Psychological Aspects of Infertility Indian Medical PG Question 10: Antisperm antibodies are usually present in:
- A. Vagina
- B. Fallopian tube
- C. Uterus
- D. Cervix (Correct Answer)
Psychological Aspects of Infertility Explanation: ***Cervix***
- The **cervical mucus** is the most clinically significant site in the **female reproductive tract** where **antisperm antibodies** interfere with fertility.
- These antibodies can **agglutinate sperm**, **immobilize sperm**, or reduce their ability to penetrate through cervical mucus and reach the ovum, contributing to **immunological infertility**.
- In the context of local immune responses affecting fertilization, the **cervix** acts as a critical immunological barrier where ASAs are detected and clinically relevant.
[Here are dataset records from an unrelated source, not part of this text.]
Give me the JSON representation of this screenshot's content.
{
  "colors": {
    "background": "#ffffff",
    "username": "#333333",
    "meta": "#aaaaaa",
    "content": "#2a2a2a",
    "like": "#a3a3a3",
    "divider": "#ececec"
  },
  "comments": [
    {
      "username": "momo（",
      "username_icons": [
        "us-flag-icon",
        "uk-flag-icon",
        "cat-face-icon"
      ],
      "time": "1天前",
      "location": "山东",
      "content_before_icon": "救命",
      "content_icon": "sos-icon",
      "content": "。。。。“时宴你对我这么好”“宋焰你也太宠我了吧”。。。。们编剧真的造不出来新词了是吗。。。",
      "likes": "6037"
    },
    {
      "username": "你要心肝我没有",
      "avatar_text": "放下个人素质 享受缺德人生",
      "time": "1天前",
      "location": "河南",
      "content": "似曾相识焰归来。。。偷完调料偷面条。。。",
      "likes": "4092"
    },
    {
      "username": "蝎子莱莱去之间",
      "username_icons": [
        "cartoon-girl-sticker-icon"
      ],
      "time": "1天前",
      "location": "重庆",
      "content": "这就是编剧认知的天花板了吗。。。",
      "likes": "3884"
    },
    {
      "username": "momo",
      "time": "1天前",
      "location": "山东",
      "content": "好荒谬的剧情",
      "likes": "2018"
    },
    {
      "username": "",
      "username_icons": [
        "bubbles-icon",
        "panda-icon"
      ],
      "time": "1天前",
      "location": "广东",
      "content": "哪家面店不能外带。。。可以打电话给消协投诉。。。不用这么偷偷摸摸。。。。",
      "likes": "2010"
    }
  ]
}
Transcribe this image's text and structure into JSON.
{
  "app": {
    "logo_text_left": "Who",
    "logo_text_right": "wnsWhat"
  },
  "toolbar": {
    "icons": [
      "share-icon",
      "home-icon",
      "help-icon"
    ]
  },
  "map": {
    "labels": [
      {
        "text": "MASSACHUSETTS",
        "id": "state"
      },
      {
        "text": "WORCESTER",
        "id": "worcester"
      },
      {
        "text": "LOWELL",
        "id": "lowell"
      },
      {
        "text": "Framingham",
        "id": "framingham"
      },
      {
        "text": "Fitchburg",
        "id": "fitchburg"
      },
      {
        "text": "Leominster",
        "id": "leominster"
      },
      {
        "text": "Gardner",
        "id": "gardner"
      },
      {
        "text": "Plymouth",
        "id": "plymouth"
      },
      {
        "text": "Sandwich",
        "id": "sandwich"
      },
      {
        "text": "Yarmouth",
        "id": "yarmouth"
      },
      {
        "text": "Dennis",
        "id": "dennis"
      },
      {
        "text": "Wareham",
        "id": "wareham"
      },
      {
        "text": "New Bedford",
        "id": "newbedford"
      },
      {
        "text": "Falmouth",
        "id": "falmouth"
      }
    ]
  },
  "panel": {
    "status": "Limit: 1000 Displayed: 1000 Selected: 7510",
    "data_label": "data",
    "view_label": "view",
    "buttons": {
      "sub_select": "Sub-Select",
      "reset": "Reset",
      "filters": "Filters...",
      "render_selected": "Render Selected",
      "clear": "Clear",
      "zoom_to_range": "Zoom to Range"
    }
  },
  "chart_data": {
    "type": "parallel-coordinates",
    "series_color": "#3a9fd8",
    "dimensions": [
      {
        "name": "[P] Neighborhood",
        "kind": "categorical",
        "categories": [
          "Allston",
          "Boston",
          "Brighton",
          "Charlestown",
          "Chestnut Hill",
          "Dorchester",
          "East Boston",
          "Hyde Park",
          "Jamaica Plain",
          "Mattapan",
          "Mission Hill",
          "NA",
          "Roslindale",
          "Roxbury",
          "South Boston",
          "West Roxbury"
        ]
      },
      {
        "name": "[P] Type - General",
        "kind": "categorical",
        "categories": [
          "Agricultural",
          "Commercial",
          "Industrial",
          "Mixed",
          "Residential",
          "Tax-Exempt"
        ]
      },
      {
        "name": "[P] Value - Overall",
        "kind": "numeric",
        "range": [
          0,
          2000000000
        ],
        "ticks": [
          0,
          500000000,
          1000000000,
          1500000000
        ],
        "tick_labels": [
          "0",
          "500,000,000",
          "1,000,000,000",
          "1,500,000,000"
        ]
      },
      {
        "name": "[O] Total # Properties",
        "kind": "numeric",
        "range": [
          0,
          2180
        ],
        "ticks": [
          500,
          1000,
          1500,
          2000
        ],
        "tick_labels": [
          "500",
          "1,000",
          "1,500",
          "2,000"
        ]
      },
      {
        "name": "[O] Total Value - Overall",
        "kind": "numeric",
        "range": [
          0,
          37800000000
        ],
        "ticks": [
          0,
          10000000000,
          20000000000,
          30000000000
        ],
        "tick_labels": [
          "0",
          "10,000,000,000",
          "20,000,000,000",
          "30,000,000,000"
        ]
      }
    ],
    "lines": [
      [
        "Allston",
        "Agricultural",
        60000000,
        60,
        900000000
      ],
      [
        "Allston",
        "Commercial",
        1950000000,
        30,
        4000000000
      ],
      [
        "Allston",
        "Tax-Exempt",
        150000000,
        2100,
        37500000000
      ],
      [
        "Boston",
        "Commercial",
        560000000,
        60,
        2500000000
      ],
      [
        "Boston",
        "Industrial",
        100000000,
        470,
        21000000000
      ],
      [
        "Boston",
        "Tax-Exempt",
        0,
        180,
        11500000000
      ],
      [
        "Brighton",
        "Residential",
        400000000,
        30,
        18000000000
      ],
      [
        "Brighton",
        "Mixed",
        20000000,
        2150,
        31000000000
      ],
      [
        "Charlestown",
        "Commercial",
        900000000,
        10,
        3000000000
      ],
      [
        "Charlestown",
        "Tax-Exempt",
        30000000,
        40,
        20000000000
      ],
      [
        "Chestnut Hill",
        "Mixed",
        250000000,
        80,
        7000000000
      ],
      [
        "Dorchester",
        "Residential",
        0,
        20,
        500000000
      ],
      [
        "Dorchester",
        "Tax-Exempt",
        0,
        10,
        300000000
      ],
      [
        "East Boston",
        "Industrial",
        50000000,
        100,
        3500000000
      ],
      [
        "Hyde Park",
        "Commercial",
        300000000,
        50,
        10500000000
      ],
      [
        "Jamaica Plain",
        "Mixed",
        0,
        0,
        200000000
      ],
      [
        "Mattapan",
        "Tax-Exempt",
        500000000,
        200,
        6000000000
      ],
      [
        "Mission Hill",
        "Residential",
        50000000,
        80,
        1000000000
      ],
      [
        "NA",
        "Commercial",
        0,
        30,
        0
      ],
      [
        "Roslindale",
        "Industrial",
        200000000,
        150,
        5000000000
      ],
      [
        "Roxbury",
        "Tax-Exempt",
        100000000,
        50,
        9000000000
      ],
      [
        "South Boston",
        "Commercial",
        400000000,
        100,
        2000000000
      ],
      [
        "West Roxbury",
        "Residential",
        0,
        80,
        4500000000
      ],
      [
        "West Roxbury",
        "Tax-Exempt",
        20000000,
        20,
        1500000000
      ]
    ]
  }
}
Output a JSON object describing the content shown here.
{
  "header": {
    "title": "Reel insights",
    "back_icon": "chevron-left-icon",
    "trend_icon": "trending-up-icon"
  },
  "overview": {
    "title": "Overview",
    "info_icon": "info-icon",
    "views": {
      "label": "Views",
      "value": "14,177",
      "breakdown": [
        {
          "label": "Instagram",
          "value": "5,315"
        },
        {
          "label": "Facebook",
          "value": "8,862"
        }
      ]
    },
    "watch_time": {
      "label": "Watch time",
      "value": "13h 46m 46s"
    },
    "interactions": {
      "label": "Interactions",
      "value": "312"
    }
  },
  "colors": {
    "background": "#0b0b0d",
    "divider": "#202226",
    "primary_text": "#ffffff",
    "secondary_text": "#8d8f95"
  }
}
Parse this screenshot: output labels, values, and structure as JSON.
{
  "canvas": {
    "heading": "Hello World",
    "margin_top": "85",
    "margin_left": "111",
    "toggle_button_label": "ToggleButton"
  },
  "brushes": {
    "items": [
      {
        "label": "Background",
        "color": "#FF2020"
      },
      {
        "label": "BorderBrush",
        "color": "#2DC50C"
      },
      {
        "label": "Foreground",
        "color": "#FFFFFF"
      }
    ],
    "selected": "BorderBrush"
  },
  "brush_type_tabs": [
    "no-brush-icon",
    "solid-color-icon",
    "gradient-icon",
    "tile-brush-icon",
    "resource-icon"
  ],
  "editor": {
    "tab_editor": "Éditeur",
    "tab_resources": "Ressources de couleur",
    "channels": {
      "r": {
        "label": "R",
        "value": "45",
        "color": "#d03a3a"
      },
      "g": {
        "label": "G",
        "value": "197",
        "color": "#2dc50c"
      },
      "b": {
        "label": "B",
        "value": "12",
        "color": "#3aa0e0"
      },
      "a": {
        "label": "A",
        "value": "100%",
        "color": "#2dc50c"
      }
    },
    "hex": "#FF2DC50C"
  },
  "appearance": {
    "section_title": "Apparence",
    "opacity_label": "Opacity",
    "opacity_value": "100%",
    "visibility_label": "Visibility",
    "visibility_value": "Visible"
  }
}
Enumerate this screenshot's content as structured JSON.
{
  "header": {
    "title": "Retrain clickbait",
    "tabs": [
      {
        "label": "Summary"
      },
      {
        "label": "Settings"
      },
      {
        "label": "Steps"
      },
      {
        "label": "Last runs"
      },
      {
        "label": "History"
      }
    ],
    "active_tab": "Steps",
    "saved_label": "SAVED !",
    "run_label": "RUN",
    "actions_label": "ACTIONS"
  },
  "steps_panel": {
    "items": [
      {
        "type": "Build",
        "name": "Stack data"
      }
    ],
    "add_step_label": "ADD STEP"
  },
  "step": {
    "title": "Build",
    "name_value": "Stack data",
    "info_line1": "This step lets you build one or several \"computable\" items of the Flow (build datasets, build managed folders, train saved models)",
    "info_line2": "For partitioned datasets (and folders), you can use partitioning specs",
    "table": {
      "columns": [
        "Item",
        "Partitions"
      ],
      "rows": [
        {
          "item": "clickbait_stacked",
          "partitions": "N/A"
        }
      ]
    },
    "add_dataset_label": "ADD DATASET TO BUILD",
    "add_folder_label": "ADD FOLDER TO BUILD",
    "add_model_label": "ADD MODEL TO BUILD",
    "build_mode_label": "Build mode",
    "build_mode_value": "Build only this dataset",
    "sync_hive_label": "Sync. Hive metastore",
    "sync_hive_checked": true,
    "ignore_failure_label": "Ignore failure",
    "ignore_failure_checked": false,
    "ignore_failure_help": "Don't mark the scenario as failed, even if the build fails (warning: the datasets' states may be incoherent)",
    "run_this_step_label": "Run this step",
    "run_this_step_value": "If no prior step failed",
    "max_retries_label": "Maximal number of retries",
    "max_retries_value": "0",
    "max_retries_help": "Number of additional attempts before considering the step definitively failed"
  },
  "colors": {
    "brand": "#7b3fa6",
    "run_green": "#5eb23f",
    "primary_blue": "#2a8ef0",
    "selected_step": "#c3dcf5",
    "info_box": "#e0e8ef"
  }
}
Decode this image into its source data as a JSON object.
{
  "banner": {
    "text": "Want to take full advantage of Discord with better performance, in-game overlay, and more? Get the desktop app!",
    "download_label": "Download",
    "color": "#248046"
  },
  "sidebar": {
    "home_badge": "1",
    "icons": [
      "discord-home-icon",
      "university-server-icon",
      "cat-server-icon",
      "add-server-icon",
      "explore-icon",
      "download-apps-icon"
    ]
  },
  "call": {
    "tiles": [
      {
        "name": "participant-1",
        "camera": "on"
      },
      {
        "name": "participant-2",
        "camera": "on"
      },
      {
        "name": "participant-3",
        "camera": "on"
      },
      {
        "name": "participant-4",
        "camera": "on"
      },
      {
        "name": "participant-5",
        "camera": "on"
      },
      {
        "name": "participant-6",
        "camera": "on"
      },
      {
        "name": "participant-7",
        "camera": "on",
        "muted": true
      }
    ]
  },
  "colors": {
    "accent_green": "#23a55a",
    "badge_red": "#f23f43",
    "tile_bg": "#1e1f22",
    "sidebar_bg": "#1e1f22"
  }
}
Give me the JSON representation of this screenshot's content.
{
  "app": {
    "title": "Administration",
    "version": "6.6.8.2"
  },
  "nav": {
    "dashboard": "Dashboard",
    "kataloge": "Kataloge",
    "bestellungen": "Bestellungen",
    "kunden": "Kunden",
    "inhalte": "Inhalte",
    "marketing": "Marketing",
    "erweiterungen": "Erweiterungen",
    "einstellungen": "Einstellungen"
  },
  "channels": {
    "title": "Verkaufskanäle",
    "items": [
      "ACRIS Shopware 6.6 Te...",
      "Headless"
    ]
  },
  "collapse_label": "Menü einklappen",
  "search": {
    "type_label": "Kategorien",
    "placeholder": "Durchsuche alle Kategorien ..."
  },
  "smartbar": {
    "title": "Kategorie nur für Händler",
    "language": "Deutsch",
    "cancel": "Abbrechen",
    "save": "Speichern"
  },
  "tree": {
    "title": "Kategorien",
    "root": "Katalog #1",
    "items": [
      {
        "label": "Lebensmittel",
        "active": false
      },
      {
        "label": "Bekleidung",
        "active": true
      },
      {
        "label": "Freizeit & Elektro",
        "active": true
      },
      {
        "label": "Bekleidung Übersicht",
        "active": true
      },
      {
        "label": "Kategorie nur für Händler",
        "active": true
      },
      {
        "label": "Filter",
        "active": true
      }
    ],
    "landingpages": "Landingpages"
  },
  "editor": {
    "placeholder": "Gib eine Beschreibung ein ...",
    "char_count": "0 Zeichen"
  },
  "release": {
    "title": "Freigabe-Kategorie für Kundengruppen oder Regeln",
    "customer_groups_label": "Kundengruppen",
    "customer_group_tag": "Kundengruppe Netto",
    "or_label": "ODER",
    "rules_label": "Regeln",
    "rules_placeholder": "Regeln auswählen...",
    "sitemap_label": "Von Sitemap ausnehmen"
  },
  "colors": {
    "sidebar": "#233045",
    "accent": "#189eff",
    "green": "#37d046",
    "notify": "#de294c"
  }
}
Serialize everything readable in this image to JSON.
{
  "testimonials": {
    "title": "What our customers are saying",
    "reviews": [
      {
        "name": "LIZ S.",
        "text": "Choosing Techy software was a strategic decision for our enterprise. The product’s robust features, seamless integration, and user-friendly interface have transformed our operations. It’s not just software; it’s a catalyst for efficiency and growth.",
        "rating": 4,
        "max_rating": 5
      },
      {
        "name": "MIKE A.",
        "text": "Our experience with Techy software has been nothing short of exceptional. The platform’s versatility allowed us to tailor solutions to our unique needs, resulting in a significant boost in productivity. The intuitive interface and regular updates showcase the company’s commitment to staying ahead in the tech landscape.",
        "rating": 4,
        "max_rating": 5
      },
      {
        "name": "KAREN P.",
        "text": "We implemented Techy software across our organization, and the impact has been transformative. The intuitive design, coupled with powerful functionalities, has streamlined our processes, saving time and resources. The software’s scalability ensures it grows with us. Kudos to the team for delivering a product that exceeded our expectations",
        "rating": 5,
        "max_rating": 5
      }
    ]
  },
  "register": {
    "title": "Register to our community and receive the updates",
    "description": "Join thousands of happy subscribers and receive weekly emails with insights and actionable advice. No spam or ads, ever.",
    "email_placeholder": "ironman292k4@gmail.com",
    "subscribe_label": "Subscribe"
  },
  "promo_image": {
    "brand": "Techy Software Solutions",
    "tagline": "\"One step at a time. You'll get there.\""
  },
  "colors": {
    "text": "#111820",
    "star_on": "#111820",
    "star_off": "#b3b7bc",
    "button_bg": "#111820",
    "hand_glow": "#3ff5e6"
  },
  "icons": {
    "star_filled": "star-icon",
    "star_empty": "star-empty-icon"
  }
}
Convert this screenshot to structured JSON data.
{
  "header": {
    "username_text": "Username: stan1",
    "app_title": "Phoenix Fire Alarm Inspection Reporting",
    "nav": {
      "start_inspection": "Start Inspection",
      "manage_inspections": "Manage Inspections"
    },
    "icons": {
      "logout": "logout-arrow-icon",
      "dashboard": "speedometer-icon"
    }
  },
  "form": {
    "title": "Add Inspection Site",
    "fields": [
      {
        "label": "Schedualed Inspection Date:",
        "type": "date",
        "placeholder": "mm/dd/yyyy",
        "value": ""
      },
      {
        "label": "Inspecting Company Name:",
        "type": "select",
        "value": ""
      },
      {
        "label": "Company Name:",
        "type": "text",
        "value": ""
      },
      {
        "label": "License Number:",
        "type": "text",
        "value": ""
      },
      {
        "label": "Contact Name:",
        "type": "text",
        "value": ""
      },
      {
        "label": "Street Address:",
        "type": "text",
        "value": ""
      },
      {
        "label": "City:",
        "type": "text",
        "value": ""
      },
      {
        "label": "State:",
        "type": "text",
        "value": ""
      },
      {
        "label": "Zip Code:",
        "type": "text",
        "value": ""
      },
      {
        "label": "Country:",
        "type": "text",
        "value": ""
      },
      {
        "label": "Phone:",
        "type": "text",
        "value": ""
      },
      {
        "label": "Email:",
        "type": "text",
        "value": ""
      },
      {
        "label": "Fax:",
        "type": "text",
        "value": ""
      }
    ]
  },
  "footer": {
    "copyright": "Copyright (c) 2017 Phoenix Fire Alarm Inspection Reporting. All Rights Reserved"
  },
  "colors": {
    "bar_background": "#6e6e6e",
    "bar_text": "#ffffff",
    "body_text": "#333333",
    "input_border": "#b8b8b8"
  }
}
- Note: Antisperm antibodies can also be detected in **serum** (blood) and are commonly found in **seminal plasma** in males, but among reproductive tract sites in females, the **cervix** is the primary location of clinical significance.
*Vagina*
- The **acidic environment** (pH 3.8-4.5) of the vagina is generally hostile to sperm, but it is not a primary site for antisperm antibody formation or action.
- While some immune cells exist, the vagina's protective function relies more on acidic pH and normal flora rather than specific antisperm antibodies.
*Fallopian tube*
- The fallopian tubes are primarily involved in **sperm transport**, **fertilization**, and **embryo transport**, but are not a primary site where antisperm antibodies cause clinical infertility problems.
- Although sperm encounter the tubal environment, the **cervical mucus** at the cervix acts as a more significant and earlier immunological barrier.
*Uterus*
- The uterine cavity is generally more accommodating to sperm after they pass through the cervical barrier, and is not the primary site for antisperm antibody-mediated infertility.
- The **cervix** serves as the critical immunological checkpoint before sperm reach the uterine environment.